Protocol of the Session on April 10, 2019

Ja, aber ich kann es wenigstens einräumen, Herr Lippmann. – Bedauern darf ich es trotzdem.

Natürlich werden wir Ihrem Gesetzentwurf nicht zustimmen, weil wir heute ein eigenes Gesetz für eine unabhängige Vertrauens- und Beschwerdestelle im Polizeigesetz beschlossen haben. Wir brauchen Ihr Gesetz nicht und lehnen ab.

Vielen Dank.

(Beifall bei der SPD und des Abg. Martin Modschiedler, CDU)

Meine Damen und Herren! Die AfD-Fraktion erhält das Wort; Herr Abg. Wippel.

Sehr geehrter Herr Präsident! Sehr geehrte Kollegen Abgeordnete! Wir sprechen jetzt über das Gesetz über die Kommission zur Unterstützung rechtmäßiger Polizeiarbeit im Freistaat Sachsen auf Wunsch der GRÜNEN. Das, was der Titel des Gesetzes allein schon tut, ist, absolutes Misstrauen zu versprühen, und zwar gegenüber der Polizei.

In den vergangenen Jahren hatten wir circa 1 600 Strafverfahren oder eingeleitete Disziplinarverfahren gegen Polizisten. Das sagt natürlich nichts darüber aus, ob am Ende verurteilt worden ist oder nicht. Das ist der Jahresschnitt: 1 600. Gleichzeitig haben wir pro Jahr – grob geschätzt – circa 2 Millionen Bürgerkontakte. Diese bestehen aus 323 000 Straftaten, 82 000 Blitzern, 400 000 Anhaltekontrollen. Hinzukommen alle möglichen Gefahren abwehrenden Bürgerkontakte. Es sind grob geschätzt 2 Millionen. Wenn wir das überschlagen, kommen wir auf 0,05 % Beschwerden.

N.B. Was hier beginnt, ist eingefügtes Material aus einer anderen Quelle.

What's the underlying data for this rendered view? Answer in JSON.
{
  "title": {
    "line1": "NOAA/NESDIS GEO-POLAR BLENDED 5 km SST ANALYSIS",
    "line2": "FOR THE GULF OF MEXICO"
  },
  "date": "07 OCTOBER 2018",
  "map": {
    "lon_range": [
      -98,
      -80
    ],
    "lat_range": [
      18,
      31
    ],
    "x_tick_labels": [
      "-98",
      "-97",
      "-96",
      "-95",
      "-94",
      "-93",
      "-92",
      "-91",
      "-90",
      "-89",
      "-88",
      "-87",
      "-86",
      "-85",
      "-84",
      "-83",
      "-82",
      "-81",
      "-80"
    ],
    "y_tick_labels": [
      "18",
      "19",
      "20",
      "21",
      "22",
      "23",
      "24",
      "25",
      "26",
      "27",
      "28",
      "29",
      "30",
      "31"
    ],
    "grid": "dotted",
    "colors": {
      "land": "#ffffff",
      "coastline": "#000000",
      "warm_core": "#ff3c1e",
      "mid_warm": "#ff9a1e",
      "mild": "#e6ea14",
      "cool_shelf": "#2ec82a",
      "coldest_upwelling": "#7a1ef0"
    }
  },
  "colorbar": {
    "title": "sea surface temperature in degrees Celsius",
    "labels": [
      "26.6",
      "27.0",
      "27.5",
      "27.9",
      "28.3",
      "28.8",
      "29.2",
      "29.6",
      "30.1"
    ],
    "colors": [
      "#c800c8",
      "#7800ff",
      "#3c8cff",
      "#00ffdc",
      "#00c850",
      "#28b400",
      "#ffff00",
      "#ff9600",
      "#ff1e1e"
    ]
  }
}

Das soll heißen: In 99,95 % der Fälle arbeitet die Polizei so, dass es keinen Grund zur Beschwerde gibt.

Sie liefern den Bürgern hiermit also eine Lösung für ein Problem, das es tatsächlich gar nicht gibt. Wir können feststellen: Die sächsische Polizei arbeitet rechtmäßig und braucht für die rechtmäßige Arbeit Ihre Unterstützung nicht.

Das Ergebnis Ihrer Bewertung wollen Sie jetzt noch Hunderttausende Euro kosten lassen. Es sind 700 000 oder 650 000 Euro – das macht die Sache nicht besser. Sie schaffen eine weitere Behörde mit weitreichenden Befugnissen.

Wenn wir Ihren Gesetzentwurf ernsthaft verfolgen würden, dann müsste man kritisieren, dass der Einreicher der Beschwerde nicht mehr der Herr des Verfahrens ist. Denn wenn ich eine Beschwerde oder eine Bitte eingereicht habe, die der Bürger vielleicht gar nicht mit einem Disziplinarverfahren verfolgt haben möchte – er möchte vielleicht nur, dass dies in Zukunft nicht mehr passiert –, dann hat er nicht die Möglichkeit zu entscheiden, ob der Sachverhalt später bei der Staatsanwaltschaft oder zuständigen Stelle, wie Sie es beschrieben haben, zur Anzeige gebracht wird oder nicht. Das entscheidet die Behörde, und die Behörde kann dies tun.

Unser damaliger Gesetzentwurf hatte ganz klar herausgestellt, wer der Herr des Verfahrens ist, nämlich der Beschwerdeführer.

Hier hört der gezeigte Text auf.